Last weekend, I checked out the Big Western Regional Barista Competition, which moved to the Arts District in downtown Los Angeles this year by two major coffee houses, Handsome Coffee Roasters and Stumptown Coffee.

The competition was held in Lot 613, a converted warehouse in the Arts District. It was a 15-minute drive from USC, and the street I parked on was interesting in its own right, offset by street art by ROA, one of the biggest names in street art at the moment.

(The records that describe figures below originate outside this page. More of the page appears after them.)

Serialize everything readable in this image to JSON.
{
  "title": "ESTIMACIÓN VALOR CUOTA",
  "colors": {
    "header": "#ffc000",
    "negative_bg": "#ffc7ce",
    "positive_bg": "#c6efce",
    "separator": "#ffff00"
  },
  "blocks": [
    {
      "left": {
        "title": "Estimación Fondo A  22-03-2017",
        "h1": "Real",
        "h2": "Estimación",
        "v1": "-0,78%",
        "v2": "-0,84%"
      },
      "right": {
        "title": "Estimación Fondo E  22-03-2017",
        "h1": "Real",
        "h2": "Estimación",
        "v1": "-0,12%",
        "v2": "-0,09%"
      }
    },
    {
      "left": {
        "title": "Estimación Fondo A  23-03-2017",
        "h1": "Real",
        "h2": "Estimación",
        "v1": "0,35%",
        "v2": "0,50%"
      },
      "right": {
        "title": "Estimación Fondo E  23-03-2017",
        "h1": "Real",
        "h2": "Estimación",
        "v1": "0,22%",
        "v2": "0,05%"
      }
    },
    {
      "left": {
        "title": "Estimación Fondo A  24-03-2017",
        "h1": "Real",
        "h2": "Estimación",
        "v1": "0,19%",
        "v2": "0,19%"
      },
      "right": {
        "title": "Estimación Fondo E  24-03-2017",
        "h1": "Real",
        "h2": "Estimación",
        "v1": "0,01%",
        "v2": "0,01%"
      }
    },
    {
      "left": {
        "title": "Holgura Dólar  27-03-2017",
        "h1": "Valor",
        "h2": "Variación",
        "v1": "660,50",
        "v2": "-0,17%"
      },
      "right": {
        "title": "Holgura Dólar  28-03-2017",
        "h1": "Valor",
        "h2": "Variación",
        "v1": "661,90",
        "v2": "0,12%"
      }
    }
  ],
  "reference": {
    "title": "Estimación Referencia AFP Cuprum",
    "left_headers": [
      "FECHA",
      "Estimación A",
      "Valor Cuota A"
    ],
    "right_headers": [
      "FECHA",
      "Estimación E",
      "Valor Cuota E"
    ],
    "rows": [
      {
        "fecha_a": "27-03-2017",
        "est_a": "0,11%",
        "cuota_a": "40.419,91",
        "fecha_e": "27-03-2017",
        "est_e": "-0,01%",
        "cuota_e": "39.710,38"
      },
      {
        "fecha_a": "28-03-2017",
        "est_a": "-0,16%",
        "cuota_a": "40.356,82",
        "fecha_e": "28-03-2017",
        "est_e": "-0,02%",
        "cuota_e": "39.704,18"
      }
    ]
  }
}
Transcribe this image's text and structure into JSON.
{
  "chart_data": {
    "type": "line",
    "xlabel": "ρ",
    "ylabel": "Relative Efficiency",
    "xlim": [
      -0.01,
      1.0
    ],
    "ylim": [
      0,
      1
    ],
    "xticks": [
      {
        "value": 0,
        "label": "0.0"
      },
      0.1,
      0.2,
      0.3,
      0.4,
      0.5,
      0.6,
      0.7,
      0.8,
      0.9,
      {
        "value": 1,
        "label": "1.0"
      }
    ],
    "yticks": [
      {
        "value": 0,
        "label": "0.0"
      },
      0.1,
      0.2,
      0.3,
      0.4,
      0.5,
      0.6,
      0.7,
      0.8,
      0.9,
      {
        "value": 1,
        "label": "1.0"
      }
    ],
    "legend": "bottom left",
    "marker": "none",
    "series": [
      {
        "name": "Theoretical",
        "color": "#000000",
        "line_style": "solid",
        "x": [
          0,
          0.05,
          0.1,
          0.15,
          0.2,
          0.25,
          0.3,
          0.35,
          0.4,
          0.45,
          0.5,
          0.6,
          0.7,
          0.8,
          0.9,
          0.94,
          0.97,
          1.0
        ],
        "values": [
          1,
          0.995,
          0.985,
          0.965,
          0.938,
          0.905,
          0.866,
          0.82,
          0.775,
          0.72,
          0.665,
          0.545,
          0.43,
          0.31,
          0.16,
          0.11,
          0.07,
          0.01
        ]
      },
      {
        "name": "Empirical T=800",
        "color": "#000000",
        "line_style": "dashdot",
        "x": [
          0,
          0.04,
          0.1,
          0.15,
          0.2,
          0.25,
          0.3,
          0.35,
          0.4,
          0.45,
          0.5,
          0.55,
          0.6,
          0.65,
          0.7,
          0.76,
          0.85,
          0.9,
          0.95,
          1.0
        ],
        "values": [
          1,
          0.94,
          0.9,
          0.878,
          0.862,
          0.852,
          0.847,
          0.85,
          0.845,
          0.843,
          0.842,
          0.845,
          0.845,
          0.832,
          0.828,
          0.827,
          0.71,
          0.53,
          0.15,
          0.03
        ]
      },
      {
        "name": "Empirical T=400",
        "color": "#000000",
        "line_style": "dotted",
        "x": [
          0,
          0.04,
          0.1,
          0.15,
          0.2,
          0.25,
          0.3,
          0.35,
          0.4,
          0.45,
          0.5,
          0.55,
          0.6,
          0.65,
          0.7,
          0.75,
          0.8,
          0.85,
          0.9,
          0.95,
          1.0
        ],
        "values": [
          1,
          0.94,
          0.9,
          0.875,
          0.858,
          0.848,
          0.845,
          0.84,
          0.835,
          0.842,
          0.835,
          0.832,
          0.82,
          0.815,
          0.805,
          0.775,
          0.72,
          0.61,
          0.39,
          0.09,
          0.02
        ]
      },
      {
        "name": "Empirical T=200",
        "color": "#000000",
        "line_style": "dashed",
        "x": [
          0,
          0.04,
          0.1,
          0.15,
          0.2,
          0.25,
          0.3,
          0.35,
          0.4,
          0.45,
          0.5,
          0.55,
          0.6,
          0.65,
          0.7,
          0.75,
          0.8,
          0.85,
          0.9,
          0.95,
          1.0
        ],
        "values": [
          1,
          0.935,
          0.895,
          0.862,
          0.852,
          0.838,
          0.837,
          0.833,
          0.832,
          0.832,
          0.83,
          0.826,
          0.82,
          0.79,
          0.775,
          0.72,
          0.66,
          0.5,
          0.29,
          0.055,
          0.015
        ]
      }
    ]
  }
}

The audience at the event was mostly 20-somethings, many wearing denim or plaid. There were plenty of tattoos among the attendees. Most of the men sported facial hair. Among all, a passion for coffee was evident on their faces.

The three-day competition, which is free and open to the public, did feel underground in a way. But, as one of the audience members said, though the coffee community is small, it has grown. For example, she said that it’s becoming easier to call herself a professional barista, without having to launch into an extensive explanation.

I’ll be the first to say that I don’t understand the technical details of much of what I was watching. Still it was cool to see the creativity and energy going into the presentations. One of the baristas who commanded attention when I was there on Saturday was Truman Severson of Portola Coffee Lab, who served his espresso to the judges with a mist of essences such as pineapple.

Though places like Seattle or San Francisco seem ubiquitous for breeding small coffeeshops, walking around the event and talking to local baristas and coffee enthusiasts just reinforced how Los Angeles has its own distinctive and growing coffee culture. From Silver Lake to Koreatown, baristas around the city are building names for themselves and their craft.

The United States Barista Championship takes top scorers from three regions to compete in the national event. The winner then qualifies to compete in the World Barista Championship. Notably, Los Angeles-area baristas took the top three slots this year. Charles Babinski of G & B Coffee finished first, Eden-Marie Abramowicz of Intelligentsia Coffee finished second and Frank La of Copa Vida rounded out the top three.

As I heard one person say during the event, “Viva el café!”


Jackie Mansky is a senior majoring in print and digital journalism. Her column, “City of Angels,” runs Tuesdays.